Jeremiah: She’s not your sister.
Mulder: Well, then. Who is she?
Mulder acts the prat throughout, inevitably. Early on, he seems to score a palpable hit, as he heroically sticks the Alien Bounty Hunter in the back of the neck… but then he fails to make sure he’s dead. Which means Brian Thompson’s sub-Terminator routine is complete, as ABH gives hot pursuit, occasionally covered in bees, for the rest of the episode, entirely failing to stay down. Worse, when Mulder allows himself to be dissuaded from dragging Jeremiah to his mother’s bedside – rightly so, since it’s a trap, but the wool-brained klutz doesn’t do it for logical reasons – he shows himself to be desperately slow on the uptake regarding the identity of his Samantha clone.
Jeremiah: They’re part of an agrarian workforce.
He’s told outright by Jeremiah “They’re drones”, yet even when he comprehends she’s a clone, he’s still trying to talk to her like she’s his sister and wants to take her with them. He’s an inconceivable dullard, basically.
Still, there’s some reasonably solid thematic material. The colony of bees reflects the colony that is the workforce. What is wanted is a hive mind, one averse to individual thought (they can’t speak). This is the transhumanist way forward: “You’re looking at the future, Mr Mulder”. Indeed, fundamental to this future is the eradication of the family unit (“Parenting is unnecessary. A needless division of energy”). It’s just a shame the surrounding proceedings are so feeble. Particularly since the episode feels quite fresh visually at this point, emerging from the series’ sodden woods and into open skies and farming land.
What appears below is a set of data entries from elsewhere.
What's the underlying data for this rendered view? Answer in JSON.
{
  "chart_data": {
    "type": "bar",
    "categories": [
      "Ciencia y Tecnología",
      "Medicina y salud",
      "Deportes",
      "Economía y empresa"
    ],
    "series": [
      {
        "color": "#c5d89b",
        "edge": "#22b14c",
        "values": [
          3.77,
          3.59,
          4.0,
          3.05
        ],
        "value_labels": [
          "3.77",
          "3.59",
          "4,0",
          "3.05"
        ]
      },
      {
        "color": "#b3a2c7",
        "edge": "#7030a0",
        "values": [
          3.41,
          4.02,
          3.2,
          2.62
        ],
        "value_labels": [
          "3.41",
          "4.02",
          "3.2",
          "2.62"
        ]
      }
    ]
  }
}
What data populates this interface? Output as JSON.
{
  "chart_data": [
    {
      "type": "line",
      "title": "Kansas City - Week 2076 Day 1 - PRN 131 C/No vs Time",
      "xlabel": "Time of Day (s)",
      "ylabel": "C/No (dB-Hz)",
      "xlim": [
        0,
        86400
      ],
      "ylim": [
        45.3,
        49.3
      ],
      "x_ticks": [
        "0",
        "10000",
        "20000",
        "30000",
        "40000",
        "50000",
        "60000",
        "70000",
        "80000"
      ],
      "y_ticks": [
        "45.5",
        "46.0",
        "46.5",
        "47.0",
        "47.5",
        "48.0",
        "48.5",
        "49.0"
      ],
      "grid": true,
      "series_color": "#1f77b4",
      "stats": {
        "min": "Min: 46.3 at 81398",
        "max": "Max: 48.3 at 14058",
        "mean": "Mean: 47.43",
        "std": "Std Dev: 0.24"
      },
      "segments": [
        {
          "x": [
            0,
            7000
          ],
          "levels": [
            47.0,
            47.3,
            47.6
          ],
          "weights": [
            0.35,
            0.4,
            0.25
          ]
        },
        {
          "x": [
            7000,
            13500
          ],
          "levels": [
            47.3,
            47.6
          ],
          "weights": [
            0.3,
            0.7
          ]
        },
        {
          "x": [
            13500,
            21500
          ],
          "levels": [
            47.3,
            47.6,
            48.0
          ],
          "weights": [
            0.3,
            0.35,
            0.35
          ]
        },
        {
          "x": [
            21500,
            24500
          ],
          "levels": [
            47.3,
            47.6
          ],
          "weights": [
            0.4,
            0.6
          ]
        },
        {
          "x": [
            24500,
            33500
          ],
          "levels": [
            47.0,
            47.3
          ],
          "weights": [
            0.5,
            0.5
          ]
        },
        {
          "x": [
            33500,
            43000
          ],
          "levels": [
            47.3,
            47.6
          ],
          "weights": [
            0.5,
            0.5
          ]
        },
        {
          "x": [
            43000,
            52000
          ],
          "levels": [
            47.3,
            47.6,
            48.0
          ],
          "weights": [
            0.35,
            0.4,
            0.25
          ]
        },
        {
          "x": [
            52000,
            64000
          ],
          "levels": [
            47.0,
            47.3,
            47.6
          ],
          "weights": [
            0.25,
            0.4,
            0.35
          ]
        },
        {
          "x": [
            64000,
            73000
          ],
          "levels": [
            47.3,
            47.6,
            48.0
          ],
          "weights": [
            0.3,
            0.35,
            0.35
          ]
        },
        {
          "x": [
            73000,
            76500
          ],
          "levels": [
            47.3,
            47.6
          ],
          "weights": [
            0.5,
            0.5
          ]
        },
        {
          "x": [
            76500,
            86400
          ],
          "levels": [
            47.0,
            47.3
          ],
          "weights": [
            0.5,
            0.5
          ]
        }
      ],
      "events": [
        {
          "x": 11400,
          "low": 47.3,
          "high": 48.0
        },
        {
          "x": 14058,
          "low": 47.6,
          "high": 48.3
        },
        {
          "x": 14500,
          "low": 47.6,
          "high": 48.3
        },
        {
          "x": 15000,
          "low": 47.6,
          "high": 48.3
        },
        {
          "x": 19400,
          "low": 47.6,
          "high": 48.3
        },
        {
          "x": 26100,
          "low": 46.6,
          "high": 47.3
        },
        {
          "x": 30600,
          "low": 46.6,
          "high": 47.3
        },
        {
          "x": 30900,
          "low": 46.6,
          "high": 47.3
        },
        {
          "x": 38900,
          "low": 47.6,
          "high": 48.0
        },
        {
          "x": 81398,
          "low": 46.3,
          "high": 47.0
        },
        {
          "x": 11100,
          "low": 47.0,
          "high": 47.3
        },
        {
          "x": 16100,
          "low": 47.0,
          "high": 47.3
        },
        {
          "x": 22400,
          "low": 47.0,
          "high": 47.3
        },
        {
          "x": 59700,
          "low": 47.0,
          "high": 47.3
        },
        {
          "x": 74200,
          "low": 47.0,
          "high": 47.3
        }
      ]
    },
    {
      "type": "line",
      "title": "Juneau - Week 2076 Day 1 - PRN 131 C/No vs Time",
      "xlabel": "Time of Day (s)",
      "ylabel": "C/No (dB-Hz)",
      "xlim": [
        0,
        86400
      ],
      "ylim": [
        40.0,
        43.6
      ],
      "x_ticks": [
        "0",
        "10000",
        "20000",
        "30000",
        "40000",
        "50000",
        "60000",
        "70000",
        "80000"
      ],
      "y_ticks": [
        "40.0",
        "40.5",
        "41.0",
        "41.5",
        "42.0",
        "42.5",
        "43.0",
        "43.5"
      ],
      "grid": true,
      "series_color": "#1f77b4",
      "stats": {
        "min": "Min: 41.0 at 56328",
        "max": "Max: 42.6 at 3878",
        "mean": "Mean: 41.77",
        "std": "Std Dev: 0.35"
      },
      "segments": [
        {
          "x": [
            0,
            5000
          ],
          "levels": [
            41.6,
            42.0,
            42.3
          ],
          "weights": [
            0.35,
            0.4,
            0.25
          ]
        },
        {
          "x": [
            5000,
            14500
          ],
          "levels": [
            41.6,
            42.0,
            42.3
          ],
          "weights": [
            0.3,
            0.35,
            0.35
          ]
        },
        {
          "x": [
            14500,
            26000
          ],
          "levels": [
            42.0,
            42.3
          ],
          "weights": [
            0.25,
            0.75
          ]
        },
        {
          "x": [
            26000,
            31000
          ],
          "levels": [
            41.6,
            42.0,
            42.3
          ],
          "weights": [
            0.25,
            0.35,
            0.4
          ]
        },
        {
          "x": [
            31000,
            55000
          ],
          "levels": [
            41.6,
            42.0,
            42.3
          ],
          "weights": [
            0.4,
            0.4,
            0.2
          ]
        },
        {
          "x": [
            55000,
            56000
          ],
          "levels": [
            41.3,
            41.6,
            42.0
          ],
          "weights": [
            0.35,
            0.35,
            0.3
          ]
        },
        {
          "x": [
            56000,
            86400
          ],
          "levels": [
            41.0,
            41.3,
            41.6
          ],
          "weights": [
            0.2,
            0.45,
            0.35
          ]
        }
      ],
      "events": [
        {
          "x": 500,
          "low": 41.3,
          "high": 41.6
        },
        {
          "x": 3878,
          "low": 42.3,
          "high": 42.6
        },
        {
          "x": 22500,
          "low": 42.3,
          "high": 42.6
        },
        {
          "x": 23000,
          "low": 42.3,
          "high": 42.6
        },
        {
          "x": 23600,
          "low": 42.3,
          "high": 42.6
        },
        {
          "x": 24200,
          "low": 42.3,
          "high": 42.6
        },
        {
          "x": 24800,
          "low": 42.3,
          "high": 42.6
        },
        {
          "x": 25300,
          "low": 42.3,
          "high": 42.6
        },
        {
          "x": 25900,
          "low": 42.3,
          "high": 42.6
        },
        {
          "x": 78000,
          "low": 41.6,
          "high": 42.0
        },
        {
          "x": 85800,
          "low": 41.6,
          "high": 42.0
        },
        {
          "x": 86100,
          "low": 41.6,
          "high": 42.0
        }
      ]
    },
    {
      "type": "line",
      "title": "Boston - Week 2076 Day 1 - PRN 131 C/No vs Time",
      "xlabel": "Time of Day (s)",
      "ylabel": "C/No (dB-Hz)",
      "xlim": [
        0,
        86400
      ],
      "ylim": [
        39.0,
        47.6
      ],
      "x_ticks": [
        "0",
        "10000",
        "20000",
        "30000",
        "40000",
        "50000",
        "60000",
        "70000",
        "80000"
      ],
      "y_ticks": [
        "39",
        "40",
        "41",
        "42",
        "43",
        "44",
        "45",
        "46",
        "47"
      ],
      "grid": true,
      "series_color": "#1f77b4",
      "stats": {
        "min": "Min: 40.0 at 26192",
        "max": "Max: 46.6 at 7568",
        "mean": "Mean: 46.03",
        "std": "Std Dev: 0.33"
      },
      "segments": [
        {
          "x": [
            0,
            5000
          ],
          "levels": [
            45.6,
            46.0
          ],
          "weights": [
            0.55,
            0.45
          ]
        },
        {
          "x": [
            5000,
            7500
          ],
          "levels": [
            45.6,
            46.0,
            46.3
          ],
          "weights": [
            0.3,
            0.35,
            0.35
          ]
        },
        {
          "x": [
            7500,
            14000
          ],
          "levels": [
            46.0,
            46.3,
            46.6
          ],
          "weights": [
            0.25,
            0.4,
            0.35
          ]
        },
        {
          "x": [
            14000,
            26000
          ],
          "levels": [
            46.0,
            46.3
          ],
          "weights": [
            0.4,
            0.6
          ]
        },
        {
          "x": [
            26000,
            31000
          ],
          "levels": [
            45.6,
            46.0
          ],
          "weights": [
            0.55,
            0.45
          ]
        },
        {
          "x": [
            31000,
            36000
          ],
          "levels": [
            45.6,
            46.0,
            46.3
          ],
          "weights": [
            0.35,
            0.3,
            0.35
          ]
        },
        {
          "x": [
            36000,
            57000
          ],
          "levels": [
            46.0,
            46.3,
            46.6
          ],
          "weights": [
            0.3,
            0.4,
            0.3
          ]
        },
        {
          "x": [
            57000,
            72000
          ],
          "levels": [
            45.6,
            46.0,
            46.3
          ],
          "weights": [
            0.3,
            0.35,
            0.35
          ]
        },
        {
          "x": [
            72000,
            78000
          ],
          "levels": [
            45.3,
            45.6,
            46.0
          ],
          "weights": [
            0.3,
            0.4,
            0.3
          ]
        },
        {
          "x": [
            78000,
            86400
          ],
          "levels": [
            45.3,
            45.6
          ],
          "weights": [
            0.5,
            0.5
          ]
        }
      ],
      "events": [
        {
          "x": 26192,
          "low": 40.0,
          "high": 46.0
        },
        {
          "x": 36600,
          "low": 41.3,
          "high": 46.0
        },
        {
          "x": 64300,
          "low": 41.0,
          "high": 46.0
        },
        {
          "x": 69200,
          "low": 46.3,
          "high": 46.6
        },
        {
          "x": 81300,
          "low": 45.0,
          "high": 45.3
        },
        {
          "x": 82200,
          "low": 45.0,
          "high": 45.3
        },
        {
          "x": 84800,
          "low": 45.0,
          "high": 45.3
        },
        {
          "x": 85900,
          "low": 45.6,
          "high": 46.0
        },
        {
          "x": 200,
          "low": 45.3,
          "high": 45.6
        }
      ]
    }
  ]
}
If Mulder is an inveterate idiot in Herrenvolk, Scully isn’t for a change, aside from attempting to dissuade the Alien Bounty Hunter to cease and desist. She presents her case to her superiors regarding the use of the small pox eradication programme, arguing that it is a means for the population to be catalogued, tagged and inventoried, each and every one having a genetic marker inserted into their system. Would that were all such topically blanket programmes were in the real world, where outright eradication is the name of the game.
X’s dying scrawl points to the Secretary General of the United Nations, and the first appearance of Laurie Holden’s Maria Covarrubias, a character who continued through the mythology arc for a good few seasons, yet succeeded in leaving very little impression. Ironically, the series was going from strength to strength in the ratings at this point, but looking back at the arc in the cold light of day, you’d be forgiven for thinking Carter et al had entirely blown it. Everything Dies? The X-Files was tempting fate there.